Ugelvig notes that Snow’s work prefigures the present day, with artists needing a larger dominion than just making art objects. This is where it gets interesting. Snow's "cult famous" status, as Ugelvig puts it, stemmed from his "street cred." That street cred, that embrace of decadence, was the key to his signal. It allowed him to access and record a particular data stream that the mainstream art world, and society at large, wasn't ready for. Was he ahead of his time, or a casualty of it? Perhaps both. As explored in Dash Snow’s Prophetic Polaroids of American Decadence, Snow's work provides a unique perspective on a specific era.

The question is, what was Snow actually measuring? Ugelvig suggests it's the "decay of American society, the decline of great cities." That's a broad statement. Let's try to quantify it. We can look at the rise of income inequality during that period (the late 90s and early 2000s), the increasing accessibility of drugs, and the explosion of reality TV—all indicators of a society increasingly obsessed with excess and spectacle.

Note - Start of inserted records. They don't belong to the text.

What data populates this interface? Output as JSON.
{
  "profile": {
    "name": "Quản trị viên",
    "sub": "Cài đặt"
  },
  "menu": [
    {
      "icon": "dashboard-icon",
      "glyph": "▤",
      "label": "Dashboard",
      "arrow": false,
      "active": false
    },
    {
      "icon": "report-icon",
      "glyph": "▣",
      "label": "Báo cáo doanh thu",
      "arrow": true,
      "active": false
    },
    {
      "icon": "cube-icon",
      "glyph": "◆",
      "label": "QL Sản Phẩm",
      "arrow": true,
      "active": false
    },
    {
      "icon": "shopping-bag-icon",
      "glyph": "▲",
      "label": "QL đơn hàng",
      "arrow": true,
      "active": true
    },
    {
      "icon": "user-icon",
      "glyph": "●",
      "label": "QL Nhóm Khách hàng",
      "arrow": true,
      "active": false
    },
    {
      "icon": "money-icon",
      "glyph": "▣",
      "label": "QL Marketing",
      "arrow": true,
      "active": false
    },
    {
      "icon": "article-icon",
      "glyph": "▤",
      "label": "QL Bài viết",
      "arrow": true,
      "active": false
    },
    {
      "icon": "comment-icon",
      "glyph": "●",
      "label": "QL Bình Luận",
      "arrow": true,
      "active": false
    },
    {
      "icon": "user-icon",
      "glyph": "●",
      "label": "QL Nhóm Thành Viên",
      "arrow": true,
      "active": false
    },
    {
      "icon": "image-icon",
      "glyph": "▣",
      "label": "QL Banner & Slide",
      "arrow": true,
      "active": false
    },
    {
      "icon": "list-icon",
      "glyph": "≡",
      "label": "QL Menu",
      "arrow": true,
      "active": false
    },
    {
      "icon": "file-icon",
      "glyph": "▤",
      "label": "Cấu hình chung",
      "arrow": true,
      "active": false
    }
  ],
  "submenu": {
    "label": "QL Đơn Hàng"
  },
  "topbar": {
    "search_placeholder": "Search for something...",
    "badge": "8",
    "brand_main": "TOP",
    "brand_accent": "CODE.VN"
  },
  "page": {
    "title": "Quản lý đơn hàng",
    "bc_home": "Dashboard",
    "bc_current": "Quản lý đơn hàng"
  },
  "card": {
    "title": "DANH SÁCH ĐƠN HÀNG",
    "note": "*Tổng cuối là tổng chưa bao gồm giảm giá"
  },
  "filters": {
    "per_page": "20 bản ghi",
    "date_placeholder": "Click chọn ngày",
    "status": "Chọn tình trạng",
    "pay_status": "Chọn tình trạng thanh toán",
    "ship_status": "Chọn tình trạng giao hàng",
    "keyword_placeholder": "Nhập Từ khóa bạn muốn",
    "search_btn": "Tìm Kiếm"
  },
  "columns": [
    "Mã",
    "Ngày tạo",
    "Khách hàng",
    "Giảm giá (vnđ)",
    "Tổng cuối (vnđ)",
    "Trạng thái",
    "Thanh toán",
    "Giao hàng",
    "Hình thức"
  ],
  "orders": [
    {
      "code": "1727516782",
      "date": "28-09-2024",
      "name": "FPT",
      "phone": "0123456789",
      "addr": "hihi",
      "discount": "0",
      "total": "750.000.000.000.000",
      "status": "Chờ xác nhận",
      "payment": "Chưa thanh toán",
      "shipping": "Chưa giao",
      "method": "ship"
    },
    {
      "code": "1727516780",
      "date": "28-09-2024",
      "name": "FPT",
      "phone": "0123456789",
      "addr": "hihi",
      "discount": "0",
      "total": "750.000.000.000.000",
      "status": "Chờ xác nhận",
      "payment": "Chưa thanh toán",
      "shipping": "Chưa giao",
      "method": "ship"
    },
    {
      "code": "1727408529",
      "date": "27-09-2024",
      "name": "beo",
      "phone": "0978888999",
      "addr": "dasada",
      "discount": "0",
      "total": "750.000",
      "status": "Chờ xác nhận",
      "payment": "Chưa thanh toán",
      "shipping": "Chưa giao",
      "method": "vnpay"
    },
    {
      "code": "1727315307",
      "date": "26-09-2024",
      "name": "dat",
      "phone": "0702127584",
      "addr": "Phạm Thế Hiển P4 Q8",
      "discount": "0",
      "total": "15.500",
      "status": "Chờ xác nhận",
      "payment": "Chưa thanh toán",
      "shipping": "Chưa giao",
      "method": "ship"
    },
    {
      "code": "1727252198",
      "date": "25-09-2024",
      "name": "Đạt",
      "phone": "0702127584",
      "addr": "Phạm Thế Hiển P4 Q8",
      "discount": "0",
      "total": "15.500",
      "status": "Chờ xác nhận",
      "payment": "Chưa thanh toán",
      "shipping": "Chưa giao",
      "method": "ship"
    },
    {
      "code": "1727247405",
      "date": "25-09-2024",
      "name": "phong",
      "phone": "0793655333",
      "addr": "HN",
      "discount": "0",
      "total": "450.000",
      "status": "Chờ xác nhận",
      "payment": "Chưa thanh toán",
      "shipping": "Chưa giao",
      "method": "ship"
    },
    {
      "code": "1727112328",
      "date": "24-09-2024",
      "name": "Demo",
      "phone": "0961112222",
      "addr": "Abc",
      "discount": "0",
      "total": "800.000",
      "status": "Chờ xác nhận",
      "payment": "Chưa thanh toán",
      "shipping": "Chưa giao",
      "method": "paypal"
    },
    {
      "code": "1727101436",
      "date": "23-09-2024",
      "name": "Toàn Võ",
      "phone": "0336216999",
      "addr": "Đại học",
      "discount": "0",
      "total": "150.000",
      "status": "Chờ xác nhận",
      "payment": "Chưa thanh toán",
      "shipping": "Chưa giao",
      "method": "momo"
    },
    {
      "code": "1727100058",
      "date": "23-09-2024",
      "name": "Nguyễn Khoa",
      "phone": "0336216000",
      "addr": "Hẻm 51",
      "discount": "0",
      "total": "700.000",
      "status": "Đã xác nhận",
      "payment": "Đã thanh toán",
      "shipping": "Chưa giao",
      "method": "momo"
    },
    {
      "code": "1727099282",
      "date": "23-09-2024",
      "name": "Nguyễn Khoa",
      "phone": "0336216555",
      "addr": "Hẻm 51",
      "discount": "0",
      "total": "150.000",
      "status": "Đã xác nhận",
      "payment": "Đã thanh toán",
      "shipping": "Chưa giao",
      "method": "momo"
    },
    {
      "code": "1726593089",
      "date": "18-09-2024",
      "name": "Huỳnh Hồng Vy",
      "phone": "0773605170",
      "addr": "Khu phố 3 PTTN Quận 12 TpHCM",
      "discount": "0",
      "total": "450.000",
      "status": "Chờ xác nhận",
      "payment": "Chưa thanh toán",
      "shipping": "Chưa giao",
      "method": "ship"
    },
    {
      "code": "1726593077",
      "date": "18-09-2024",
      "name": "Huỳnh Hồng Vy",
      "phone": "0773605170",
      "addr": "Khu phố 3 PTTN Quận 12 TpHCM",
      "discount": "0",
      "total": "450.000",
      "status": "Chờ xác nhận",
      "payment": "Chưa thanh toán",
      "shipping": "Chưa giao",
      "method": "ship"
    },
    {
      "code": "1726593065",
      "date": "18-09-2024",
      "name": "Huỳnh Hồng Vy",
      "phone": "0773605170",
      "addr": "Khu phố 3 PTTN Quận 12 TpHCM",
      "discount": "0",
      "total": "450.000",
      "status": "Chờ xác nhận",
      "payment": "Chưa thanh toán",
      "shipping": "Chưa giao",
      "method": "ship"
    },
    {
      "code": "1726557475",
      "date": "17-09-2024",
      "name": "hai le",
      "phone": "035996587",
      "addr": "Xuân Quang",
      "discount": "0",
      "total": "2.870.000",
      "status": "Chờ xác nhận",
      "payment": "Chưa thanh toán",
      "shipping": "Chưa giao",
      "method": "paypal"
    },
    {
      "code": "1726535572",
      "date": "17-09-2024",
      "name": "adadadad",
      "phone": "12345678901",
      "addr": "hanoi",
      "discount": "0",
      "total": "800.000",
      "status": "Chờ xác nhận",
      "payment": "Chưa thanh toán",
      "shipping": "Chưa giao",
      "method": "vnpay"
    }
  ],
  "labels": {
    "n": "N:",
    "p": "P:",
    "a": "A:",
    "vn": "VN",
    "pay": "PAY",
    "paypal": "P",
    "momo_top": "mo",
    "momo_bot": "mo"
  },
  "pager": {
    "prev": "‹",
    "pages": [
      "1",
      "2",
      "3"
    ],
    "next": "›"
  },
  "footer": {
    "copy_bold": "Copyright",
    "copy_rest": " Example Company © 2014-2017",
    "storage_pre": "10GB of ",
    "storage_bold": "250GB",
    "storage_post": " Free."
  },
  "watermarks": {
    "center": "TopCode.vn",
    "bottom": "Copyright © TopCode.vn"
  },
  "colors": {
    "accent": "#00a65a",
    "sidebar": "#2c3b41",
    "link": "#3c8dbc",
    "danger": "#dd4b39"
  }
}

Snow's Polaroids, then, become data points in a larger trend. Each image, a pixel in a larger picture of societal breakdown. The pregnant Jade Berreau, the vomiting Ryan McGinley—these aren't just shocking images; they're quantifiable markers of a culture that's lost its way. Think of it as a visual representation of a stock market crash: each photo a data point showing the rapid decline.
And this is the part of the report that I find genuinely puzzling: the continued fascination with Snow's work. Is it nostalgia for a simpler, grittier time? Or is it a morbid curiosity, a desire to witness the train wreck without actually being on board? Ugelvig says that Snow's work can be seen within the long continuum of art history. But it's more than that. It's a warning sign. A historical record of a very specific type of collapse. A collapse that, if we're not careful, could repeat itself.